Elle resserra un peu plus sa fourrure autour de sa gorge, rester immobile les pieds dans la neige était en train de la geler jusqu’aux os. Seule la chienne Artémise semblait finalement à son aise dans l’épaisse couche blanche, disparaissant jusqu’au collet et agitant sa queue fournie aux poils de laquelle s’accrochait une poudre blanche collante. Alors qu’elle venait renifler le bas de jupe de la Reine, Evangéline tira doucement sur la laisse de cuir mais assez pour que la petite chienne comprenne que c’était là des manières qui n’étaient pas tolérées. Même les animaux devaient se plier à l’Etiquette ! La vicomtesse se demanda alors subitement pourquoi Marie-Thérèse s’était arrêtée à son côté. Certes les allées étaient pratiquement désertes mais la souveraine, moins que n’importe qui, n’avait pas d’obligation d’engager la conversation avec elle. Ce n’était pas une pensée de déplaisir qui traversait alors l’esprit d’Evangéline, simplement un constat quelque peu surpris. Allait-elle faire quelques insinuations, remarques, sur Amy ? La vicomtesse aurait-elle à se justifier de son amitié envers la duchesse ? Soyons honnêtes, dans l’histoire, la Reine ne représentait pas un grand danger pour sa position en Cour, mais il était toujours désagréable de devoir trouver des parades. La rancœur de Marie-Thérèse à l’égard des maîtresses du roi était de notoriété publique : quoi de plus normal venant d’une épouse à qui son époux faisait porter des cornes de cerf ? Mais l’attitude de la Reine, de ce qu’Evangéline pouvait en dire, avait jusque là été celle d’une femme bafouée sans que rien n’eût pu retenir son mari dans sa couche, voire dans son cœur. Il était de coutume que les rois prennent amantes, soit… Mais assurément, Melle de Comborn qui ne se laissait guère impressionner par les manières de mufles des hommes ne pouvait concevoir de passer pour la dinde d’une farce qui faisait allégrement rire la Cour entière !

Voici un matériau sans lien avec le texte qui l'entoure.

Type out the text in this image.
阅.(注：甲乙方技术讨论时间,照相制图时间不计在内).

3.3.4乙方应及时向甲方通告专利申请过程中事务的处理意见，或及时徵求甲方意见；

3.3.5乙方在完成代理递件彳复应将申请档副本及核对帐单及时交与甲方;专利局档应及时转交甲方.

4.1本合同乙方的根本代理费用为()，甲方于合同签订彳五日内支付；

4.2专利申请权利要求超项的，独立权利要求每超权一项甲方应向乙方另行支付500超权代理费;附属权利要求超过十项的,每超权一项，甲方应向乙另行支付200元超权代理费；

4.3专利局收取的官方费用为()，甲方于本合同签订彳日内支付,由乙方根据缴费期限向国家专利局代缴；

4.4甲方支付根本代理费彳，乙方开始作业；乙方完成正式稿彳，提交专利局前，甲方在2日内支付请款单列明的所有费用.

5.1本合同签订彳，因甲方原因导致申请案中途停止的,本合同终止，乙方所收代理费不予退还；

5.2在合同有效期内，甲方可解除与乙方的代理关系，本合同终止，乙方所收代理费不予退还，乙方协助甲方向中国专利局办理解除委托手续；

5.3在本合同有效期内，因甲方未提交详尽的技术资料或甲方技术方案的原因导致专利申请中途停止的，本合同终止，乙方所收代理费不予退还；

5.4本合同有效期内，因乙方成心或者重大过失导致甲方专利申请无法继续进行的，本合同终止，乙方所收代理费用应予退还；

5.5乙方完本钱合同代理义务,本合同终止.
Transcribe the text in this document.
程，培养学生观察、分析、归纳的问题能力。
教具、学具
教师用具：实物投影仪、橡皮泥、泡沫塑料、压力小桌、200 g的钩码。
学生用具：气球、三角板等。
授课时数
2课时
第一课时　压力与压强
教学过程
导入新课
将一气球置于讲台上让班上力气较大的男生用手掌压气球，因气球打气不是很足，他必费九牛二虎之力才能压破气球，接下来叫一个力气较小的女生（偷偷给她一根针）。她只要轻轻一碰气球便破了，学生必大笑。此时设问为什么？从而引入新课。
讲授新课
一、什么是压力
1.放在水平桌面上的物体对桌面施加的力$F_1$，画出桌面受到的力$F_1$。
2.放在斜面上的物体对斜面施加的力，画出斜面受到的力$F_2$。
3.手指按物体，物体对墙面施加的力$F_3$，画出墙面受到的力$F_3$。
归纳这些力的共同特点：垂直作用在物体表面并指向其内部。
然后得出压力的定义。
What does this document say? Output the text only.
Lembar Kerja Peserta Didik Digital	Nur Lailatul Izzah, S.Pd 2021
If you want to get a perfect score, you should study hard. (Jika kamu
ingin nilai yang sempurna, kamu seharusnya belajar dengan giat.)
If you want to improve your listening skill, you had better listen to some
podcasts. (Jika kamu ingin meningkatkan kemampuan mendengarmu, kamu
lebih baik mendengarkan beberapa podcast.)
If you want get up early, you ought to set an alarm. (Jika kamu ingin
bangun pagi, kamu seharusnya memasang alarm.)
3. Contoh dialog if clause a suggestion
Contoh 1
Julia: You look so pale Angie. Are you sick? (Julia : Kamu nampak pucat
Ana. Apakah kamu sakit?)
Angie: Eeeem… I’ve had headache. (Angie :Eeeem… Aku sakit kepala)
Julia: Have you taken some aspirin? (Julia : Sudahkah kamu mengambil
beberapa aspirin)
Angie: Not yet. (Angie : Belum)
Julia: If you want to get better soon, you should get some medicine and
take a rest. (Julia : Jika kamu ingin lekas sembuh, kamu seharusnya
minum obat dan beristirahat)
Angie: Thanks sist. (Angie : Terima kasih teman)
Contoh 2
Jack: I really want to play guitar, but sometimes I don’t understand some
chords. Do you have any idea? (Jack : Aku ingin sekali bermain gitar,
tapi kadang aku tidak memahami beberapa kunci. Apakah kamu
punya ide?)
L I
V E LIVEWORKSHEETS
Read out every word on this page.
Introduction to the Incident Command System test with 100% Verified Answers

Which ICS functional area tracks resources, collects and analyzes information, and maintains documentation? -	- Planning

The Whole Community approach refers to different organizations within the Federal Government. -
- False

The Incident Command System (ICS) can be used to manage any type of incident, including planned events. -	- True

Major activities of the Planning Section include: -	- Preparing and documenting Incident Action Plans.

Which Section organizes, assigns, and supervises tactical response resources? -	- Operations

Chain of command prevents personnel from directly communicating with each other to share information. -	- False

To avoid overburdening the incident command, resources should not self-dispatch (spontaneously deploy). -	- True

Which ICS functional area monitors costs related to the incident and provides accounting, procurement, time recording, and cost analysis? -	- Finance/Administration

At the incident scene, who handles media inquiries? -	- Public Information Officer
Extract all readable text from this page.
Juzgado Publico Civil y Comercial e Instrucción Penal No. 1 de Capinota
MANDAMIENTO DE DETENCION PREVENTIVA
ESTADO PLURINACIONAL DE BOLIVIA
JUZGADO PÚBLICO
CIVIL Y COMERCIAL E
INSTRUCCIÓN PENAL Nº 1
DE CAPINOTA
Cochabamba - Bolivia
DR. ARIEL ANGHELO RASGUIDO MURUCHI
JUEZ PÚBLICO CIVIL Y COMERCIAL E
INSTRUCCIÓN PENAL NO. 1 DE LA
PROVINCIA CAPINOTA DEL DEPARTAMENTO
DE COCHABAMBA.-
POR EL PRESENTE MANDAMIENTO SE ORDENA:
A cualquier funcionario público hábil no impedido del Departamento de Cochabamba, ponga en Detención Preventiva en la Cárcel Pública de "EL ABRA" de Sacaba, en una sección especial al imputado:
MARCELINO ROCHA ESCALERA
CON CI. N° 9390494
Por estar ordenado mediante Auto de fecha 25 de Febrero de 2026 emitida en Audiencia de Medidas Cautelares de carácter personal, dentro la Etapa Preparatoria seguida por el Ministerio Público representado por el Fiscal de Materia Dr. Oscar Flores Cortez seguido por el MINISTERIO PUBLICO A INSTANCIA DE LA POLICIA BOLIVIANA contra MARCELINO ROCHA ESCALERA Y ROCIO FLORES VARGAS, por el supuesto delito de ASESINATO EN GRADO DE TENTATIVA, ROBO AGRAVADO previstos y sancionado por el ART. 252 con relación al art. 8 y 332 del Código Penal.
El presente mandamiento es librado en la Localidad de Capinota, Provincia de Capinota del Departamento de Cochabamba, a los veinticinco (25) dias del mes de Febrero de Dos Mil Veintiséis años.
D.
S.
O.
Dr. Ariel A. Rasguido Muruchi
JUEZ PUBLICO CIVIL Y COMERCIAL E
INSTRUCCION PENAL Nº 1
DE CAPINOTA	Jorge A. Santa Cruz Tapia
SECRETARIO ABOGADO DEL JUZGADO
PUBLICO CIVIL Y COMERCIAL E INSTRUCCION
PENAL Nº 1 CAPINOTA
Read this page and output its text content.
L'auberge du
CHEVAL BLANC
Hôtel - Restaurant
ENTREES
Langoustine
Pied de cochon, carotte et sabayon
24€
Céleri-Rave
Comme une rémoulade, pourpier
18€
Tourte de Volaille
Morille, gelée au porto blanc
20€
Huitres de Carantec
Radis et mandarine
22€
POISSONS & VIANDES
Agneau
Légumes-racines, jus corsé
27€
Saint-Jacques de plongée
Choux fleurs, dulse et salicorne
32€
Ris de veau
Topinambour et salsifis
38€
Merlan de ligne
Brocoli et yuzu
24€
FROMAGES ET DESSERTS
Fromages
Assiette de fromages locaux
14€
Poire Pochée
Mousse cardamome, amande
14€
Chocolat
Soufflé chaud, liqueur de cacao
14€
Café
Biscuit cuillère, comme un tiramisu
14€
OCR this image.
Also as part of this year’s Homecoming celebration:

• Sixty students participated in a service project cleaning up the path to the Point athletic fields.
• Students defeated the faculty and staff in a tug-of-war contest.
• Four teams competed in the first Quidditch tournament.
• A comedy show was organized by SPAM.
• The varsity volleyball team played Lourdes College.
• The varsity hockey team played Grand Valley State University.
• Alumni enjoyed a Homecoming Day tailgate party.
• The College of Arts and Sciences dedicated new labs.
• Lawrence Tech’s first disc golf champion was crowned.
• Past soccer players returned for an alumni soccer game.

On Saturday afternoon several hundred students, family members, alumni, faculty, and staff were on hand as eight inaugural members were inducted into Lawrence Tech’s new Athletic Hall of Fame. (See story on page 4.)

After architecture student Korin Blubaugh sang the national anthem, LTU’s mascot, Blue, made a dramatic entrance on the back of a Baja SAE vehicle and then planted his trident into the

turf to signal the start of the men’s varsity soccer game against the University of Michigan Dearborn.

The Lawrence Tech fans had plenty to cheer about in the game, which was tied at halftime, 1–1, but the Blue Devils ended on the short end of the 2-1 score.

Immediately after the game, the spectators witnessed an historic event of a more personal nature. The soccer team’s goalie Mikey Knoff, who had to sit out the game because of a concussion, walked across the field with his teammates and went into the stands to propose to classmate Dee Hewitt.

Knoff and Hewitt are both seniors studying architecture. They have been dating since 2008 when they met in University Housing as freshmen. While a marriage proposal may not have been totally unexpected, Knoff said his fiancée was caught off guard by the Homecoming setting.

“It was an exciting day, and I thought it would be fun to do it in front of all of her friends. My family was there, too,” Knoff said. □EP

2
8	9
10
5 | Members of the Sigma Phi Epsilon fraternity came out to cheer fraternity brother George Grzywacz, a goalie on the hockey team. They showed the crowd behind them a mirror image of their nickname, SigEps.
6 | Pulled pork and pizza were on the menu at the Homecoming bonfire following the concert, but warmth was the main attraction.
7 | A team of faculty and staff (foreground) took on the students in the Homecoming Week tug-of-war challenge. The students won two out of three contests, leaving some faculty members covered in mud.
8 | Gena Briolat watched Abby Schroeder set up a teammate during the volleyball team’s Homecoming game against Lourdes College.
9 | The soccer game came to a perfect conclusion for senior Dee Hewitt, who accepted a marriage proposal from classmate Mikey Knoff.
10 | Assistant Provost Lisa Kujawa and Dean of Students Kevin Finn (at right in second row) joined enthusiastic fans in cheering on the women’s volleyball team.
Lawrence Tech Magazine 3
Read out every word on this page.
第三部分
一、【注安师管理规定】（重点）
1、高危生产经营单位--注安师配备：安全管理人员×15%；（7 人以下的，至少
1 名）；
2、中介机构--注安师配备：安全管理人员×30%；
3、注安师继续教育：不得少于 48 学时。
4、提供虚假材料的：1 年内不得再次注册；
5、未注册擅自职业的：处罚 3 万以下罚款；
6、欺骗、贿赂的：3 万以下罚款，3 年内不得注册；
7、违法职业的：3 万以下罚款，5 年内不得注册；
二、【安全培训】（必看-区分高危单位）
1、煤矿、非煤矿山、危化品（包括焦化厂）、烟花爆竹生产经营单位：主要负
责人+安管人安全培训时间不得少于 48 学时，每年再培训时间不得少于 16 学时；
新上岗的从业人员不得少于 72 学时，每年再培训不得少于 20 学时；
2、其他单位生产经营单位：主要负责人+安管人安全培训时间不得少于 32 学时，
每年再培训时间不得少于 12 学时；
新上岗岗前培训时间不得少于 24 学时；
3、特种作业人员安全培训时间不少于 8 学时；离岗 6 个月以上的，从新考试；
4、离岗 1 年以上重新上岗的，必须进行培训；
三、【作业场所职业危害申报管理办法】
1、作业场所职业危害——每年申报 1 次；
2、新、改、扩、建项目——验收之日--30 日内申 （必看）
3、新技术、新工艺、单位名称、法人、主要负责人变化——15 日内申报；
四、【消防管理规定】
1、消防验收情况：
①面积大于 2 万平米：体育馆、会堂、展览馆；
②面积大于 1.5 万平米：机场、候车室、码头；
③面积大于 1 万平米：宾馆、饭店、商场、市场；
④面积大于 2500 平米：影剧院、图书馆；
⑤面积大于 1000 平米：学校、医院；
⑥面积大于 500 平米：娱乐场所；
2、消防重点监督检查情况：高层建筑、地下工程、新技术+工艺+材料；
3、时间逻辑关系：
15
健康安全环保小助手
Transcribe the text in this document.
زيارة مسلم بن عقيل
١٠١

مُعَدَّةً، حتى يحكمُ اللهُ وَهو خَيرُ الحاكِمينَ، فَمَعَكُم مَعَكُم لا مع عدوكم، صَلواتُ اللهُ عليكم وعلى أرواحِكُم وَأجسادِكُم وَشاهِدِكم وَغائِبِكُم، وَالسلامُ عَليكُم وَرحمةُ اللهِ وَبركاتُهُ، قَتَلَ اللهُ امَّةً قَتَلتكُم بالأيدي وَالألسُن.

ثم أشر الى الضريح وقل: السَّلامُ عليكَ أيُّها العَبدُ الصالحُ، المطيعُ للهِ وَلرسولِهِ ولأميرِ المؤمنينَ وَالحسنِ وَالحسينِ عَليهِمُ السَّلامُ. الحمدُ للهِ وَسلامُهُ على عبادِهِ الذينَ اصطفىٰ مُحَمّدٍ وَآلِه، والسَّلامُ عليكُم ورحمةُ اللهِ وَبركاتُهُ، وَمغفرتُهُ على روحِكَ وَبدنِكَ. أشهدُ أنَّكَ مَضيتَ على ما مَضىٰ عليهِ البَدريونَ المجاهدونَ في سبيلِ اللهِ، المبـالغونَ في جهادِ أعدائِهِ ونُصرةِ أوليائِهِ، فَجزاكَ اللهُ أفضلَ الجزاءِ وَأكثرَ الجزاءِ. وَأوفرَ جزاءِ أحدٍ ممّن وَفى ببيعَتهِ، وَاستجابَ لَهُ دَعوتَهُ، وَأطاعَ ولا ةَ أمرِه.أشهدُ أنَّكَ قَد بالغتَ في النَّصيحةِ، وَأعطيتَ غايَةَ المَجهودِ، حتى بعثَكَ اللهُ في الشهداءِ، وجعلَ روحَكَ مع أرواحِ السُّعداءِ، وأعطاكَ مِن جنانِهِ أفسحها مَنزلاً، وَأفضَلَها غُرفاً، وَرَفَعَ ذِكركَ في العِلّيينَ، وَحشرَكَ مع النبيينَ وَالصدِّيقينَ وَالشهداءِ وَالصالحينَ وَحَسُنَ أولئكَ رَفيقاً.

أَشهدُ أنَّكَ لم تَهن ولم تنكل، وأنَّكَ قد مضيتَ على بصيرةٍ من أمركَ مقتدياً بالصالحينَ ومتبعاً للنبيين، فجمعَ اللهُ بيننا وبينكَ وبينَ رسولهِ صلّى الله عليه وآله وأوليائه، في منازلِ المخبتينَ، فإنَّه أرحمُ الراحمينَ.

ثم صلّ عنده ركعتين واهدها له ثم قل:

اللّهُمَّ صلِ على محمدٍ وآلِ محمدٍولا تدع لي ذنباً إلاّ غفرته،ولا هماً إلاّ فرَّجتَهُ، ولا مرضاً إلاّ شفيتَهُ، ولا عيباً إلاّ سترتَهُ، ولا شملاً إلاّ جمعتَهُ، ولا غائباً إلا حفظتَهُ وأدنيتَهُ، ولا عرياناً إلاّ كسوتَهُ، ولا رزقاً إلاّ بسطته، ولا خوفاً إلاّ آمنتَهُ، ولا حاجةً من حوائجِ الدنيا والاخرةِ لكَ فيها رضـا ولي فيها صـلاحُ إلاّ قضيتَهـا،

Avant donc que la Reine n’abordât un sujet tendancieux, Evangéline, voyant un rayon de soleil timide percer les nuages épais, mais qui ne chauffait rien, se risqua :
- Dieu nous gratifiera-t-il d’un peu de sa lumière pour accompagner Sa Majesté de nos prières demain ?
« Sa Majesté » se référait à la Reine Anne et la journée du lendemain était celle de sa mise en terre. Un calvaire déjà dans l’esprit de la vicomtesse qui voyait d’ici les mines (faussement) affligées des courtisans et entendait leur concert de lamentations, grimpant dans la surenchère. Et le pire était qu’elle se devrait de se livrer à la même mascarade… Non vraiment, autant feindre l’amusement était chose aisée à la Cour autant prétendre au malheur ne seyait guère à Versailles.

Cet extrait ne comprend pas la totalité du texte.